Recreate the Tropics In Your Kitchen

July 12, 2017

Venture out to any major Mississippi roadway at any time of the day or night and you’ll see a steady stream of vehicles traveling south. I’m assuming all these people are headed to the beach. They may be going other places, but in my envious, beach-deprived state, it appears that way. If, like me, a beach trip isn’t in your immediate future, there are a few things we can do to recreate meals reminiscent of tropical dinners at breezy, waterside restaurant or a beach condo balcony. 

   

First, let’s set the beach scene. I accomplished this by decking my dining room table in a pastel blue cloth, topped with a rustic burlap runner. If you stand far enough away, it slightly resembles cool ocean water highlighted by a sandy beach. Speaking of sand, I’ve shared before my penchant for bringing it home from beach trips and using it in my summer décor. In case you missed it, here’s my summer decorating secret. 

   

The last time I visited the Mississippi Gulf Coast, I stowed a shovel and garbage bag in my car along with the cooler. I’m sure passing motorists on U. S. 90 questioned my sanity as I shoveled sand into an open bag. Back home with my sand stash, I used it to fill several Mason jars. Colorful seashells and votive candles were placed on top. Glimmering along the “sand” table runner, my beach tablescape was complete. So, the next time you go to the beach, don’t forget to bring some sand home as a souvenir. 

 

But back to beach meals. It’s impossible to channel a tropical feel without seafood, fruit, and vegetables that pair nicely. I found several recipes that contain elements of all three or that would fit right in on any beach-side restaurant menu.

   

For starters, a light, airy, tropical-inspired meal requires an equally refreshing beverage. The name alone - Sunset Cooler – made me want to try it. The completed drink, served up bright and festive in a clear beverage server, didn’t disappoint.  

 

To make it, combine a quart each of 7-Up and orange juice, half-quart each of apple juice and grape juice, and two cups of seltzer water. Pour a serving over a large glass of ice, close your eyes, and take a sip. You may not be in the tropics, but it sure will taste like it. 

   

Once your thirst has been quenched, dig into a light seafood salad. To make Shrimp-Avocado Delight, combine a pound of peeled, cooked, and deveined shrimp, a cup of pitted, peeled, and diced avocado, a cup of fresh corn (about two ears), a quarter cup of sliced red onion, and a sprinkle of ground black pepper. Stir in a quarter cup of Newman’s Own Lighten Up! Lime Vinaigrette. Cover and chill, then serve over chopped lettuce or serve with crackers.

     

If you’re not a seafood lover, you can still visit the tropics, courtesy of Tropical Chicken and Rice. Preheat the oven to 350 degrees. Season six skinless, boneless chicken breasts with a little poultry seasoning, salt, and ground black pepper. Next, combine 1-1/2 cups water with two cups of yellow rice mix and a teaspoon of soy sauce in a baking dish. 

   

Place the chicken on top, then pour two (15-ounce) cans of undrained pineapple chunks over the top. Bake until the chicken is no longer pink in the center and rice is tender, about 45 minutes. 

   

Speaking of pineapple, nothing says light, fruity, tropical and, most of all, perfect summer dessert, like this succulent fruit. Top off your beach meal with this delicious dessert. After one bite, you’ll swear cool, tropical breezes are blowing through your kitchen. 

 

 

Tropical Breeze Ice Cream Pie 

 

1 9-inch shortbread pie crust (or graham cracker)

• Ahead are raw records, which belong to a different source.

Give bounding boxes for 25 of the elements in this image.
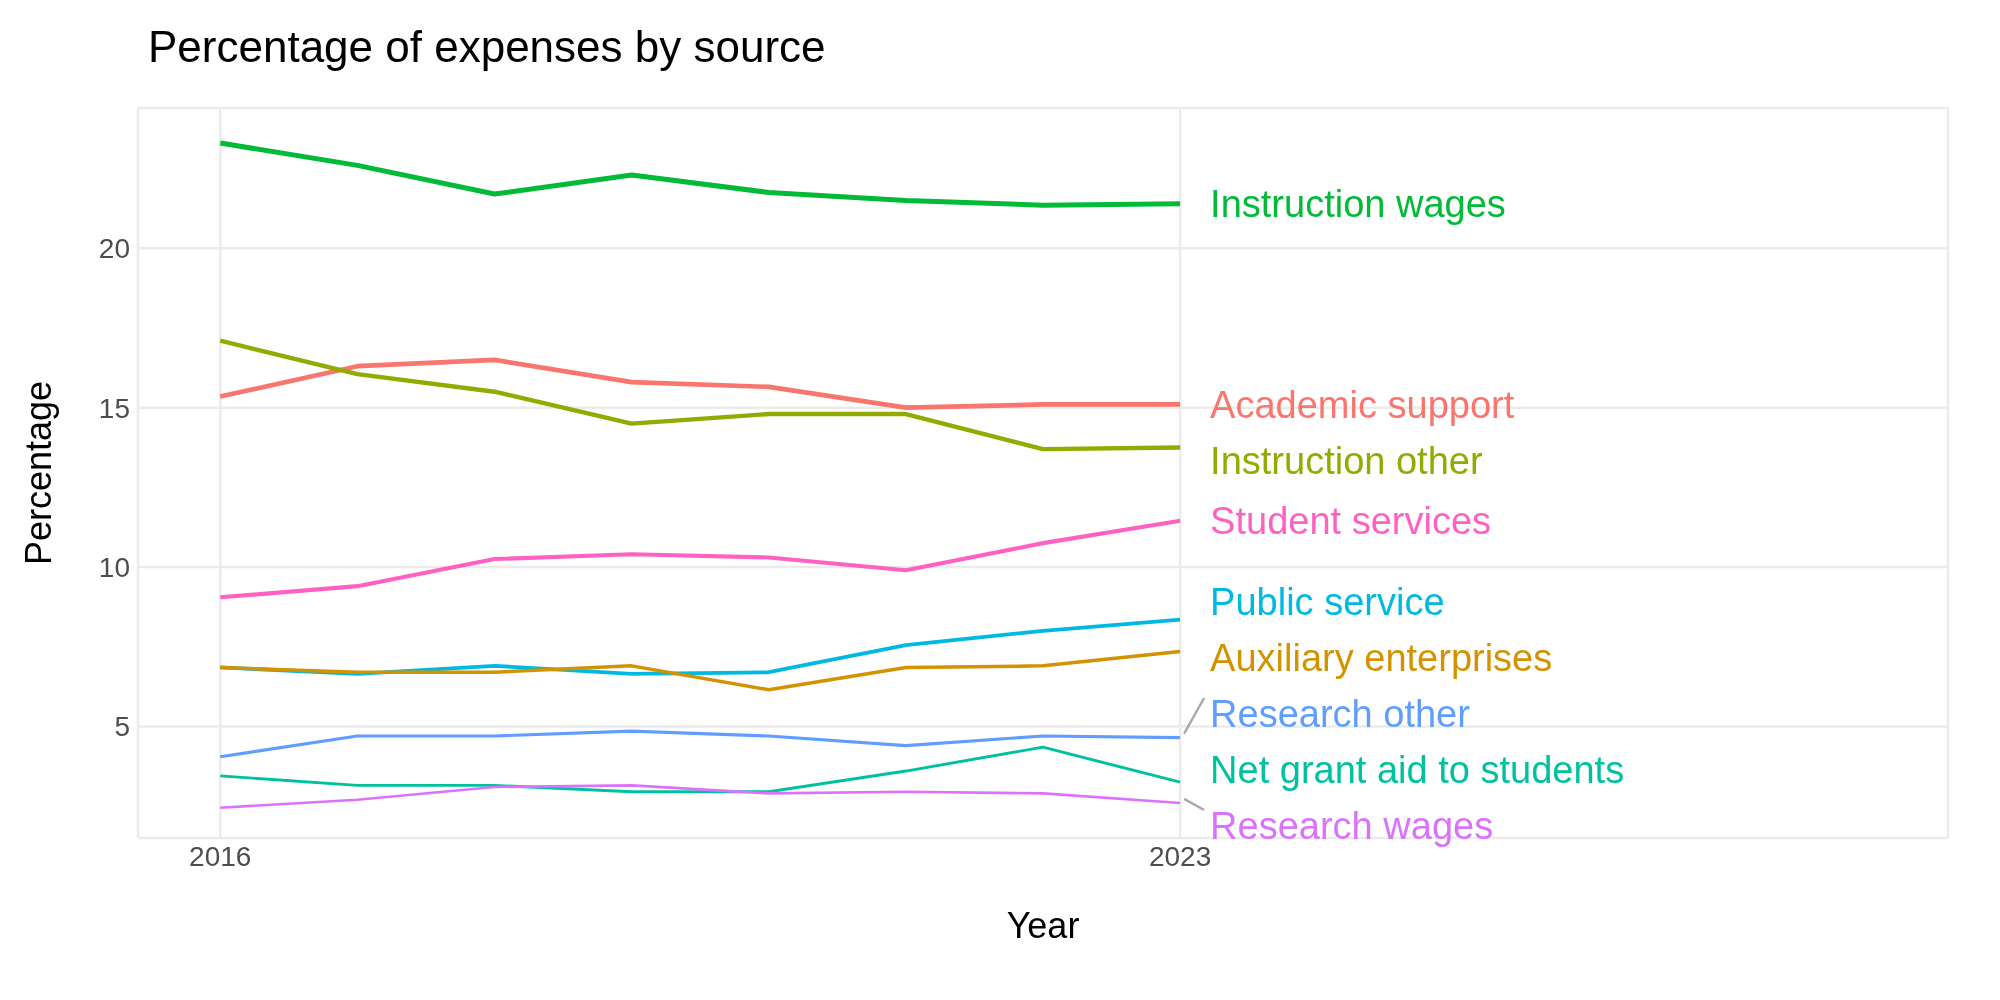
y-axis-title: Percentage bbox=[17, 380, 59, 566]
x-axis-title: Year bbox=[1006, 905, 1080, 946]
series-label: Instruction wages bbox=[1210, 182, 1506, 225]
x-tick-label: 2023 bbox=[1148, 840, 1212, 872]
line-series bbox=[217, 357, 1183, 410]
series-label: Student services bbox=[1210, 500, 1492, 543]
series-label: Auxiliary enterprises bbox=[1210, 637, 1553, 680]
x-tick-label: 2016 bbox=[189, 840, 252, 872]
line-series bbox=[218, 745, 1182, 794]
series-label: Research wages bbox=[1210, 805, 1494, 848]
series-label: Academic support bbox=[1210, 383, 1515, 426]
series-label: Instruction other bbox=[1210, 439, 1483, 482]
line-series bbox=[218, 518, 1183, 600]
y-tick-label: 15 bbox=[98, 392, 130, 424]
series-label: Public service bbox=[1210, 581, 1445, 624]
line-series bbox=[218, 649, 1182, 692]
y-tick-label: 20 bbox=[98, 233, 130, 265]
y-tick-label: 10 bbox=[98, 551, 130, 583]
line-series bbox=[218, 338, 1183, 452]
series-label: Research other bbox=[1210, 693, 1471, 736]
line-series bbox=[218, 784, 1182, 810]
chart-title: Percentage of expenses by source bbox=[148, 22, 826, 72]
y-tick-label: 5 bbox=[114, 711, 130, 743]
series-label: Net grant aid to students bbox=[1210, 749, 1625, 792]
line-series bbox=[218, 729, 1182, 759]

1 (20-ounce) can crushed pineapple, drained

2 firm bananas

1 quart orange sherbet or favorite flavor of fruity ice cream, such as strawberry, softened

1 cup whipping cream

1/4 cup chopped nuts, lightly toasted

1/4 cup flaked coconut, lightly toasted

 

First, place nuts and coconut on a baking sheet and toast in a 200-degree oven for a few minutes, being careful not to burn. While they are toasting, slice bananas and place in bottom of prepared pie crust. Spread sherbet or ice cream over bananas, then top with drained pineapple. Whip cream with hand mixer until soft peaks form. Spread over pineapple. Sprinkle toasted nuts and coconut over whipped cream. Cover lightly with non-stick foil and freeze for four hours or longer before slicing.